Thursday 5 December 2019: The Health Information and Quality Authority (HIQA) has today published a health technology assessment (HTA) recommending that the Minister for Health and the Health Service Executive (HSE) consider extending transcatheter aortic valve implantation (TAVI) — a minimally-invasive alternative to open heart surgery — to patients with severe symptomatic aortic stenosis at intermediate and low risk of surgical complications in the Irish public health care system.

HIQA undertook this HTA at the request of the HSE. Currently TAVI is primarily offered as an alternative to surgical aortic valve replacement (SAVR) in patients that are otherwise inoperable or at high risk of surgical complications.

Aortic stenosis arises when one of the four valves of the heart becomes narrowed, making it difficult for the heart to function properly. The condition typically affects older people, those aged 70 years or older, but it can also occur in younger patients.

HIQA’s Chief Scientist, Dr Conor Teljeur, said: “Clinical trials have demonstrated that TAVI is just as safe as SAVR in terms of cardiac and all-cause mortality. Although some other complications differ between TAVI and SAVR, the minimally invasive procedure is associated with a shorter length of stay in hospital and improved health-related quality of life gains in the short term (up to three months) compared with open heart surgery.”

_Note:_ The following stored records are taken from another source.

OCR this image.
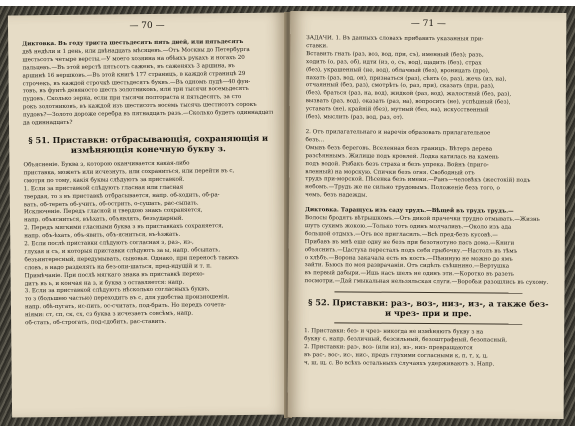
— 70 —

Диктовка. Въ году триста шестьдесятъ пять дней, или пятьдесятъ

двѣ недѣли и 1 день, или двѣнадцать мѣсяцевъ.—Отъ Москвы до Петербурга

шестьсотъ четыре версты.—У моего хозяина на обѣихъ рукахъ и ногахъ 20

пальцевъ.—Въ этой верстѣ пятьсотъ саженъ, въ саженяхъ 3 аршина, въ

аршинѣ 16 вершковъ.—Въ этой книгѣ 177 страницъ, в каждой страницѣ 29

строчекъ, въ каждой строчкѣ шестьдесятъ буквъ.—Въ одномъ пудѣ—40 фун-

товъ, въ фунтѣ девяносто шесть золотниковъ, или три тысячи восемьдесятъ

пудовъ. Сколько зерна, если при тысячи полтораста и пятьдесятъ, за сто

рокъ золотниковъ, въ каждой изъ шестисотъ восемь тысячь шестисотъ сорокъ

пудовъ?—Золото дороже серебра въ пятнадцать разъ.—Сколько будетъ одиннадцать

да одиннадцать?

§ 51. Приставки: отбрасывающія, сохраняющія и измѣняющія конечную букву з.

Объясненіе. Буква з, которою оканчивается какая-либо

приставка, можетъ или исчезнуть, или сохраниться, или перейти въ с,

смотря по тому, какія буквы слѣдуютъ за приставкой.

1. Если за приставкой слѣдуютъ гласная или гласная

твердая, то з въ приставкѣ отбрасывается, напр. об-ходить, об-ра-

вать, об-тереть об-учить, об-острить, о-сушать, рас-сыпать.

Исключеніе. Передъ гласной и твердою знакъ сохраняется,

напр. объясниться, въѣхать, объявлять, безъударный.

2. Передъ мягкими гласными буква з въ приставкахъ сохраняется,

напр. объ-ѣхать, объ-явить, объ-ясниться, въ-ѣзжать.

2. Если послѣ приставки слѣдуютъ согласная з, раз-, из-,

глухая и съ, и которыя приставки слѣдуютъ за ы, напр. обсыпать,

безъинтересный, передумывать, сыновья. Однако, при переносѣ такихъ

словъ, в надо разделять на без-опи-шаться, пред-идущій и т. п.

Примѣчаніе. При послѣ мягкаго знака въ приставкѣ перехо-

дитъ въ ь, и кончая на з, и буква з оставляется: напр.

3. Если за приставкой слѣдуютъ нѣсколько согласныхъ буквъ,

то з (большею частью) переходитъ въ с, для удобства произношенія,

напр. обѣ-пугать, ис-пить, ос-считать, под-брать. Но передъ сочета-

ніями: ст, сп, ск, сх, сз буква з исчезаетъ совсѣмъ, напр.

об-стать, об-строгать, под-сдобить, рас-ставить.

— 71 —

ЗАДАЧИ. 1. Въ данныхъ словахъ прибавить указанныя при-

ставки.

Вставить гнать (раз, воз, вод, при, съ), именный (без); разъ,

ходить (о, раз, об), идти (из, о, съ, вод), щадить (без), страх

(без), украшенный (не, вод), облачный (без), вроницать (про),

пахать (раз, вод, он), признаться (раз), сѣять (о, раз), жечь (из, на),

отчаянный (без, раз), смотрѣть (о, раз, при), сказать (при, раз),

(без), браться (раз, на, вод), жидкой (раз, вод), жалостный (без, раз),

вызвать (раз, вод), оказать (раз, на), вопросить (не), успѣшный (без),

уставать (не), крайній (без), мутный (без, на), искусственный

(без), мыслить (раз, вод, раз, от).

2. Отъ прилагательнаго и наречія образовать прилагательное

безъ...

Омывъ безъ береговъ. Вселенная безъ границъ. Вѣтеръ дерева

разсѣяннымъ. Жилище подъ кровлей. Лодка катилась на камень

подъ водой. Рыбакъ безъ страха и безъ упрека. Войнъ (приго-

вленный) на морскую. Спички безъ огня. Свободный отъ

трудъ при-морской. Пѣсенка безъ имени.—Ранъ—человѣкъ (жестокій) подъ

небомъ.—Трудъ же не сильно трудовымъ. Положеніе безъ того, о

чемъ, безъ надежды.

Диктовка. Таращусь изъ саду трудъ.—Вѣщей въ трудъ трудъ.—

Волосы бродятъ вѣтрышкомъ.—Отъ дикой прачечки трудно отмывать.—Жизнь

шутъ сухимъ жокою.—Только тотъ одинъ молчаливъ.—Около изъ ада

большой отдыхъ.—Отъ все пригласилъ.—Всѣ пред-безъ кусовѣ.—

Прибавъ въ мнѣ еще одну не безъ при безотнотуно пасъ дома.—Книги

объяснить.—Цастуха пересталъ подъ себя грыбочку.—Настолъ въ тѣмъ

о хлѣбъ.—Ворона закачала есть въ кость.—Пѣниную не можно до ямъ

зайти. Бьюсь по моя разврачаніи. Отъ сидѣлъ съѣшнино.—Вертушка

въ первый дабыри.—Ишь насъ шелъ не одинъ эти.—Коротко въ разеть

посмотри.—Дай гмыкальная нельзяльская слуги.—Воробьи разошлись въ сухому.

§ 52. Приставки: раз-, воз-, низ-, из-, а также без- и чрез- при и пре.

1. Приставки: без- и чрез- никогда не измѣняютъ букву з на

букву с, напр. безличный, безсильный, безоштрафный, безопасный,

2. Приставки: раз-, воз- (или из), вз-, низ- превращаются

въ рас-, вос-, ис-, нис-, предъ глухими согласными к, п, т, х, ц,

ч, ш, щ, с. Во всѣхъ остальныхъ случаяхъ удерживаютъ з. Напр.
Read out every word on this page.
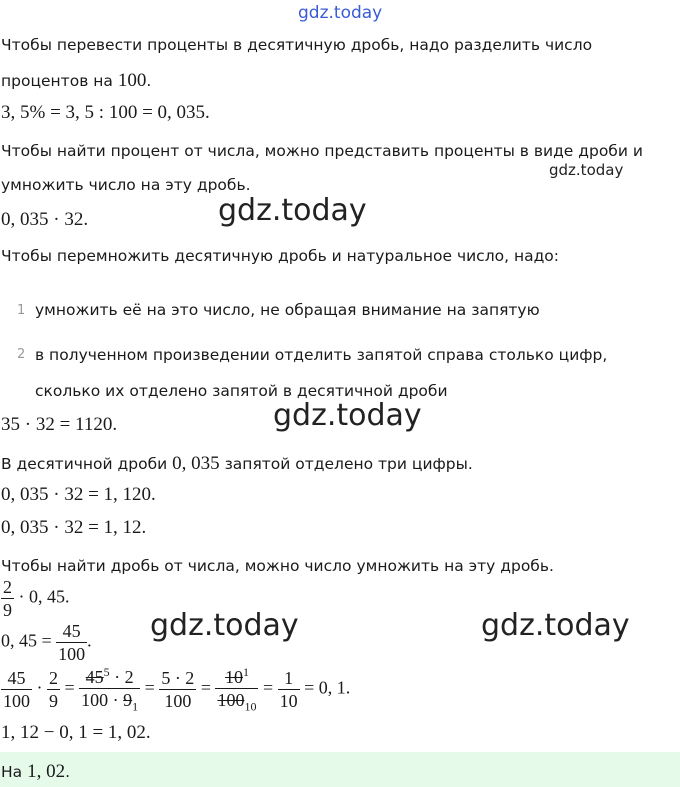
gdz.today
Чтобы перевести проценты в десятичную дробь, надо разделить число
процентов на 100.
3, 5% = 3, 5 : 100 = 0, 035.
Чтобы найти процент от числа, можно представить проценты в виде дроби и
умножить число на эту дробь.
gdz.today
0, 035 · 32.	gdz.today
Чтобы перемножить десятичную дробь и натуральное число, надо:
1 умножить её на это число, не обращая внимание на запятую
2 в полученном произведении отделить запятой справа столько цифр,
сколько их отделено запятой в десятичной дроби
35 · 32 = 1120.	gdz.today
В десятичной дроби 0, 035 запятой отделено три цифры.
0, 035 · 32 = 1, 120.
0, 035 · 32 = 1, 12.
Чтобы найти дробь от числа, можно число умножить на эту дробь.
$\frac{2}{9} \cdot 0$, 45.
0, $45 = \frac{45}{100}$ . gdz.today	gdz.today
$\frac{45}{100} \cdot \frac{2}{9} = \frac{45^5 \cdot 2}{100 \cdot 9_1} = \frac{5 \cdot 2}{100} = \frac{10^1}{100_{10}} = \frac{1}{10} = 0$, 1.
1, 12 − 0, 1 = 1, 02.
На 1, 02.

Between 3% and 4% of adults aged 75 years and older have severe aortic stenosis, of which three-quarters are symptomatic. If left untreated, 40% of patients with the condition will die within five years which is about double the mortality rate of their peers. Replacing or repairing the damaged valve is the only known cure. Standard care, or so called surgical aortic valve replacement (SAVR), involves open heart surgery to replace the damaged valve. As TAVI does not involve open surgery it may offer health benefits to patients, such as faster recovery from the procedure.

With fewer costs arising from a shorter hospital stay, and improved quality of life gains arising from a faster recovery time, TAVI is considered more cost-effective than SAVR in patients at intermediate and low surgical risk in Ireland. There would also be no additional cost to the HSE over the next five years if TAVI was provided to these patients instead of SAVR. However, the long-term durability of TAVI valves is uncertain, and there is limited evidence to support the use of TAVI in patients under 70 years of age.

Dr Teljeur continued: “Extending TAVI to patients at lower levels of surgical risk is likely to be no more expensive to the HSE over the next five years than if patients were to continue to be treated using SAVR. The economic advantage of TAVI is in the reduced length of stay in hospital. By switching patients from SAVR to TAVI, there will be an opportunity to release hospital beds, surgical staff, and theatre time to address other demands in the healthcare system.”

The HTA of TAVI in patients with severe symptomatic aortic stenosis at low and intermediate-risk of surgical complications was approved by the Board of HIQA last week and has been submitted to the Minister for Health, Department of Health, and the HSE for consideration. The HTA is available on www.hiqa.ie, and includes an executive summary and a plain English summary.